The Old Wolf has spoken.

4 responses to “A Little Girl Called me a Terrorist

  1. I know that this is only ever so remotely similar, but you can notice this sort of discrimination even from the way you dress. Put on an expensive looking suit, people will smile at you, open doors for you, be kind to you, kiss your ass. Walk around in a T-shirt, shitty jeans and old sneakers; poof, you’re non-existent.

    Great post wise wolf. We’re not anywhere nearly evolved as we like to think we are.

    • Good notice. Been going on for a long time, that.

      “I have serious reason to believe that the planet from which the little prince came is the asteroid known as B-612.

      This asteroid has only once been seen through the telescope. That was by a Turkish astronomer, in 1909.

      On making his discovery, the astronomer had presented it to the International Astronomical Congress, in a great demonstration. But he was in Turkish costume, and so nobody would believe what he said.

      Grown-ups are like that…

      Fortunately, however, for the reputation of Asteroid B-612, a Turkish dictator made a law that his subjects, under pain of death, should change to European costume. So in 1920 the astronomer gave his demonstration all over again, dressed with impressive style and elegance. And this time everybody accepted his report.”
      -The Little Prince

  2. For those who don’t know me: I’m Catholic and so is my daughter, Meg. We don’t wear scarves as a sign of our religion, though that is beginning to be a thing that is happening among young Christian women.

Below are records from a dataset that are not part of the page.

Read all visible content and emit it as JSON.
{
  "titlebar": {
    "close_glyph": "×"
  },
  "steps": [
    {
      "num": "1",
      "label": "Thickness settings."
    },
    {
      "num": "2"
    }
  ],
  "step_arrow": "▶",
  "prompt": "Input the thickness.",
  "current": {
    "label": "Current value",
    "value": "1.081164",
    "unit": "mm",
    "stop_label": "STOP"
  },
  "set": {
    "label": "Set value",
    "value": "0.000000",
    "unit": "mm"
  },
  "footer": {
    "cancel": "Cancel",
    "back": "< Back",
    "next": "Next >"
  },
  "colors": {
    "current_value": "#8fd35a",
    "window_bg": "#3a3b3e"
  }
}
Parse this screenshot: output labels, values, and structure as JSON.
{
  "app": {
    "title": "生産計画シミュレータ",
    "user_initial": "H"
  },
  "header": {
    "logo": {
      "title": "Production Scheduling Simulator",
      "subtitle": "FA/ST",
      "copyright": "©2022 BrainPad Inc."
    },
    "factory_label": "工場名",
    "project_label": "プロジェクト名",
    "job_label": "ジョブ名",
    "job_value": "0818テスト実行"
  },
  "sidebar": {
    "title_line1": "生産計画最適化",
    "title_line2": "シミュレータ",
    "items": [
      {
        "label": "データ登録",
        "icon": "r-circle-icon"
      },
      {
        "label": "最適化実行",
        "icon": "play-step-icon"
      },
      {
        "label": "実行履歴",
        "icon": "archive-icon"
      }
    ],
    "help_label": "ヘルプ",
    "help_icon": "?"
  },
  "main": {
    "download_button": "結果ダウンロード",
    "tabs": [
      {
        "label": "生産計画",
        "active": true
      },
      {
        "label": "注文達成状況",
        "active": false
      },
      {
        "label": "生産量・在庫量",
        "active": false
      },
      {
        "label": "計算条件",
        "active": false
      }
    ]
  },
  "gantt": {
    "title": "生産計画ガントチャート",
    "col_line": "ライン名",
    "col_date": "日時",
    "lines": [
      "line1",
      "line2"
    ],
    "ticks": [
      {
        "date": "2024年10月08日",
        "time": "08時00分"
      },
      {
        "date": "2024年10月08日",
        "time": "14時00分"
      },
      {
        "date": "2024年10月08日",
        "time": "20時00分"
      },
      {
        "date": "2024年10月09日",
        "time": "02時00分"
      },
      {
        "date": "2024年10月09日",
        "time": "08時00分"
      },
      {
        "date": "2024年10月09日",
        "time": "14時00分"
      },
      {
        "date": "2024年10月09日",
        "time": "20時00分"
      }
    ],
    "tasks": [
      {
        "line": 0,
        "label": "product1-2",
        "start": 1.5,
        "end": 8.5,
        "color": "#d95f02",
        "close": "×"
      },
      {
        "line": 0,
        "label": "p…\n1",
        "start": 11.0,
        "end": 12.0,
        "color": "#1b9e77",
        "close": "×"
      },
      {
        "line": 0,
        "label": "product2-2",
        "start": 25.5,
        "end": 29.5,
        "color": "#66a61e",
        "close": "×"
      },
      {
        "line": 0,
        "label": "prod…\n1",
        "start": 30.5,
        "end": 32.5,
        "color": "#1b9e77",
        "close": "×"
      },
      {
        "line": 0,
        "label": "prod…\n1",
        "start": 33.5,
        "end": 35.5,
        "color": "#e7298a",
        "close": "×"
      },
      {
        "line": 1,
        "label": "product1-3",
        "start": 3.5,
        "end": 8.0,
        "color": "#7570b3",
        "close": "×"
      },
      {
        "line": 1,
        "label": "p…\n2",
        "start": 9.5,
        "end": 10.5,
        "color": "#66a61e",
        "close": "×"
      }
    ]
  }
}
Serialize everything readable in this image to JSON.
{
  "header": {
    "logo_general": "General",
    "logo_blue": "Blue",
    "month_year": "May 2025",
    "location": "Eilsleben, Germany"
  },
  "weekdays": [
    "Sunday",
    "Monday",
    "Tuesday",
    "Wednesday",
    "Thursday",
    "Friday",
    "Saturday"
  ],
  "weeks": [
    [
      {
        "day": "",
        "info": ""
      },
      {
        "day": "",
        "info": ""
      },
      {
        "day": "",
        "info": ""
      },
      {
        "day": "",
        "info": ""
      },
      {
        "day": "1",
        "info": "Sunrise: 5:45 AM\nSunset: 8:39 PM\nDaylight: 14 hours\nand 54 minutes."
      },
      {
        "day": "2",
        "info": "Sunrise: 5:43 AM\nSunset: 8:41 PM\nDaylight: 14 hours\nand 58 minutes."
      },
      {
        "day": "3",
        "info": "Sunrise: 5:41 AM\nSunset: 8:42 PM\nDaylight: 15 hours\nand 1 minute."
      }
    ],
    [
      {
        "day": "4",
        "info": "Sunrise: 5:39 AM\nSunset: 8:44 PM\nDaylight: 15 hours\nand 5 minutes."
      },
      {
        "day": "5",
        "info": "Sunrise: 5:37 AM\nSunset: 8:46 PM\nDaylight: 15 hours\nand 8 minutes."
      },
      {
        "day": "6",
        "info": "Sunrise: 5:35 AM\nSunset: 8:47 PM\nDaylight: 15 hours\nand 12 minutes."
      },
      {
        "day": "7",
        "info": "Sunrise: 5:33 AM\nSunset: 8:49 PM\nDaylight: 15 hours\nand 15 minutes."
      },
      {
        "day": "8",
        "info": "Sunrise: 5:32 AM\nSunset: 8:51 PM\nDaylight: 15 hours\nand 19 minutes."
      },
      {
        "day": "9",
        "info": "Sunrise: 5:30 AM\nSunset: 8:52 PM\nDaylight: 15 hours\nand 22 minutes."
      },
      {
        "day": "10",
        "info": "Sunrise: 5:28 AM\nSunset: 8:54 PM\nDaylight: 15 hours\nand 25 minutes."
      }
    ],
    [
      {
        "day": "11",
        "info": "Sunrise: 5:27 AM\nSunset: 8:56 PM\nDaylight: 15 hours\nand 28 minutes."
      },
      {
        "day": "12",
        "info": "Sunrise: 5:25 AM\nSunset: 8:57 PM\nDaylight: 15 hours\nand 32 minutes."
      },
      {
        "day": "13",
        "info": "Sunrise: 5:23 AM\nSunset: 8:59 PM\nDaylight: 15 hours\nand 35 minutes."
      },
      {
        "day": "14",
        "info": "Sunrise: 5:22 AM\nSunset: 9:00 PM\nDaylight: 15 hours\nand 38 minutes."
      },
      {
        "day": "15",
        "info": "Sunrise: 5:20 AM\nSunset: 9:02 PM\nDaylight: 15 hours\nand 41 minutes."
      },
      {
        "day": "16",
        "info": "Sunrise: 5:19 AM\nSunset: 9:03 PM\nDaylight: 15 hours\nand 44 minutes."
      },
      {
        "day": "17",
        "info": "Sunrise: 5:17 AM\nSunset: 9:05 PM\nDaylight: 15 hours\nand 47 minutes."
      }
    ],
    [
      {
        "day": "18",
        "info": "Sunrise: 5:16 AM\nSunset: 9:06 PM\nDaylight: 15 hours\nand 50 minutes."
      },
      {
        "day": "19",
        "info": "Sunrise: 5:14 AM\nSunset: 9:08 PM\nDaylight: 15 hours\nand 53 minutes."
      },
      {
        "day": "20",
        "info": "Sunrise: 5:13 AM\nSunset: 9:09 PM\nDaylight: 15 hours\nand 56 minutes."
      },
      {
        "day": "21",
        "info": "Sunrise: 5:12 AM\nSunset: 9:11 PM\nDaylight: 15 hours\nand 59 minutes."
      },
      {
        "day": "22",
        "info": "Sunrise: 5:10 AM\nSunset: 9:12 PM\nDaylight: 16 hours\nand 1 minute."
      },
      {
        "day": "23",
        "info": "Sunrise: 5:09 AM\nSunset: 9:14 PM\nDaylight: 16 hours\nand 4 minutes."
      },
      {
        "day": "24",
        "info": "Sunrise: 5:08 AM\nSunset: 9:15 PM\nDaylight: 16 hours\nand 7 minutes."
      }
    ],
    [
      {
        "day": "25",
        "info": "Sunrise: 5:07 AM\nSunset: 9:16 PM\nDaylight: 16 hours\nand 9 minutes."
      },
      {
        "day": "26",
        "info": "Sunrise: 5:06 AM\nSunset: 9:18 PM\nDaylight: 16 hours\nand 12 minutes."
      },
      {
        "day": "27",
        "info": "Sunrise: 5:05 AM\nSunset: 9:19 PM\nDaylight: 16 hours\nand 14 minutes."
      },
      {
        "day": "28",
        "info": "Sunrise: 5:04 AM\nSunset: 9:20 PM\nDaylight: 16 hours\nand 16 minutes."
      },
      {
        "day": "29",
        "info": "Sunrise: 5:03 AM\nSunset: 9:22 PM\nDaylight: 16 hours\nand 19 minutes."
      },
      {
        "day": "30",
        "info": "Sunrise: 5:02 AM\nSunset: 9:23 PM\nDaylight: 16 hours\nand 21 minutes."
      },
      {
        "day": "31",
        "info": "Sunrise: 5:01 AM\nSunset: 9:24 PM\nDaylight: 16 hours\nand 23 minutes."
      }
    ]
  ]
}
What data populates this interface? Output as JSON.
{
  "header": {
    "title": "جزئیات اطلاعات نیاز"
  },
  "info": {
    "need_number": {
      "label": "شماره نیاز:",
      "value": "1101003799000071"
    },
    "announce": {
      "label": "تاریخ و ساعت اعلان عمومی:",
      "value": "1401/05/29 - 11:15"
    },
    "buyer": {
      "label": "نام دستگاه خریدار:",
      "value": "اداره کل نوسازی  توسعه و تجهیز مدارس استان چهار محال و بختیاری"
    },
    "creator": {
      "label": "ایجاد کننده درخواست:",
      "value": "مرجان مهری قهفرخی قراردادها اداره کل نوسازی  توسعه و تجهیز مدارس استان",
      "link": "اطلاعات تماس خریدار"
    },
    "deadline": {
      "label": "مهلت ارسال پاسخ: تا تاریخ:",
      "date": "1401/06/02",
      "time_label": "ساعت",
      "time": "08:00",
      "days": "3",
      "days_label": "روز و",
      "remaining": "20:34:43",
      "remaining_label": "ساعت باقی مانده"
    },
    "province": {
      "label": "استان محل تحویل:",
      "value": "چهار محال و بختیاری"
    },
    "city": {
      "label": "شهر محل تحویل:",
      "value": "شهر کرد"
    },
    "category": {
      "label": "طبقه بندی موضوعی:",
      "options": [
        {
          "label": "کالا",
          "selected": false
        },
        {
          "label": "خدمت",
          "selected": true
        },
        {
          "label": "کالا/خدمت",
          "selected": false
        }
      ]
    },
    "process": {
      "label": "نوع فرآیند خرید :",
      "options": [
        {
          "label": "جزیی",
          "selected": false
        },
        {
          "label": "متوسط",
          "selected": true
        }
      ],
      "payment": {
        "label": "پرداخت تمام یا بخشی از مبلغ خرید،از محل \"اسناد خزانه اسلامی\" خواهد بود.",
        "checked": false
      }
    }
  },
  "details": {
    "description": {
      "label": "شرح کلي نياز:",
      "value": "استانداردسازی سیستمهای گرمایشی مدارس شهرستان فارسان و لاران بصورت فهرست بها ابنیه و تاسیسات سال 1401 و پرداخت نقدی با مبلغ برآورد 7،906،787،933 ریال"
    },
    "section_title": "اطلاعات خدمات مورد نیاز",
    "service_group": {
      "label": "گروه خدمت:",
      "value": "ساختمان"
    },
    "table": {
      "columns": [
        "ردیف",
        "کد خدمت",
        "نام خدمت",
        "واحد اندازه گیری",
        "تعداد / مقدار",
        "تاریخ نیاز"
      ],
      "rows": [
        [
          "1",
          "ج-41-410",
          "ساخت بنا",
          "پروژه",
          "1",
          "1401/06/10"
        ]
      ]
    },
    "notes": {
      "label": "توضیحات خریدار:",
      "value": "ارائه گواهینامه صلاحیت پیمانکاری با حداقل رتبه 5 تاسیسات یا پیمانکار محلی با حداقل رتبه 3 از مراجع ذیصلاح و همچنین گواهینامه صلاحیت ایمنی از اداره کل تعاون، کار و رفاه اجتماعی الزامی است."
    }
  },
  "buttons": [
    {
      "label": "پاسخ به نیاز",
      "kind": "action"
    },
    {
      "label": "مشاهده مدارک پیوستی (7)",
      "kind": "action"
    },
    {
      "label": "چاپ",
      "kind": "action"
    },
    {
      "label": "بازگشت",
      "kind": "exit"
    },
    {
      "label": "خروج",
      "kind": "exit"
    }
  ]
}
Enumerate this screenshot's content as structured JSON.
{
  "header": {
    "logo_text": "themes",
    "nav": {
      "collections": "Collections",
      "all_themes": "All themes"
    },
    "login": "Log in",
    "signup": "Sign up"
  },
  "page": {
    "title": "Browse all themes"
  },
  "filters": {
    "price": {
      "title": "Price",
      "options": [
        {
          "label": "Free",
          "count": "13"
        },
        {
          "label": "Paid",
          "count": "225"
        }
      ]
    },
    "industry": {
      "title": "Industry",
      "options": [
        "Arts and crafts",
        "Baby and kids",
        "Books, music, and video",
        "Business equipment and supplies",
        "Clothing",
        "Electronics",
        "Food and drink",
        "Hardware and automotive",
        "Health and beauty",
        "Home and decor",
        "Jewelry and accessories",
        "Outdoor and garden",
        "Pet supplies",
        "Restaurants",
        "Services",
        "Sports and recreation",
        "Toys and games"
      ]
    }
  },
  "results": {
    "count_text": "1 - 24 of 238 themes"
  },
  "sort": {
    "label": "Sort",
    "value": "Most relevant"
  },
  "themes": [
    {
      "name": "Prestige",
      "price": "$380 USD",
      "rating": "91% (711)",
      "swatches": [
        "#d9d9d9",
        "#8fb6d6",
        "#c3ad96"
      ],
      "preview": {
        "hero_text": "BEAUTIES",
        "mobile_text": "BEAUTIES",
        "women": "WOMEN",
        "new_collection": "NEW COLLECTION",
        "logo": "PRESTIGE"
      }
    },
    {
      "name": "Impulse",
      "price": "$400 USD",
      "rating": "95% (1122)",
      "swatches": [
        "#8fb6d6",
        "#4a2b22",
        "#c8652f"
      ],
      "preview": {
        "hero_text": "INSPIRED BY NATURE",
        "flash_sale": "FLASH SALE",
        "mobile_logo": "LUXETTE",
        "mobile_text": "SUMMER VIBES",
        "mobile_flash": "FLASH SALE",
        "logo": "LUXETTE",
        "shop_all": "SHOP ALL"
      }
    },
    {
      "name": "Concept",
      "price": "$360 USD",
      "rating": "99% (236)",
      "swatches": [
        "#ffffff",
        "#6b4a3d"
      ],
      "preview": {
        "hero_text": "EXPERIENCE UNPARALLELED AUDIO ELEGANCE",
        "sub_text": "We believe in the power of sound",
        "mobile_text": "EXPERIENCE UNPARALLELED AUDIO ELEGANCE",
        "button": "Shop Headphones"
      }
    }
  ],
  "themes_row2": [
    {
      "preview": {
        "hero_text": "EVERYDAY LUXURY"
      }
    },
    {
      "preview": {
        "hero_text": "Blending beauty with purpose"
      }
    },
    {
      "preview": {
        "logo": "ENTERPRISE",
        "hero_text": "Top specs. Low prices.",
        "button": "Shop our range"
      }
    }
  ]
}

    Meg looks terrific in scarves, and she used to wear them occasionally in a way that makes her look like she is wearing a hijab. We were together once at the Valley Mall in Harrisonburg with her in her white scarf framing her face. She looked just beautiful. I was so proud to be with her.

    When we got back in the car, she let out a long breath and said, “Whoa.”

    I said, “What?”

    She looked at me incredulously. “Didn’t you see all those death stares that people were shooting at me? My gosh, that one woman yanked her kids away from us and stomped in the other direction.”

    No. I hadn’t seen. And I was with Meg! And I’m not all that stupid!

    Sometimes one is right there when horrible bias shows up and one still doesn’t see it. Pretty appalling.

    • Great contribution. I wasn’t aware of the rise of scarves among young Christian ladies. I remember well my relations putting their scarves on whilst attending Mass, in the days of my youth; while visiting a spectacular midnight Mass on Christmas Eve in Innsbruck, I was admonished by the door warden to remove my hat, which – as it was jillionteen degrees below zero – I had forgotten. Sauce for the goose is not always sauce for the gander, and yes I am familiar with 1 Cor. 11.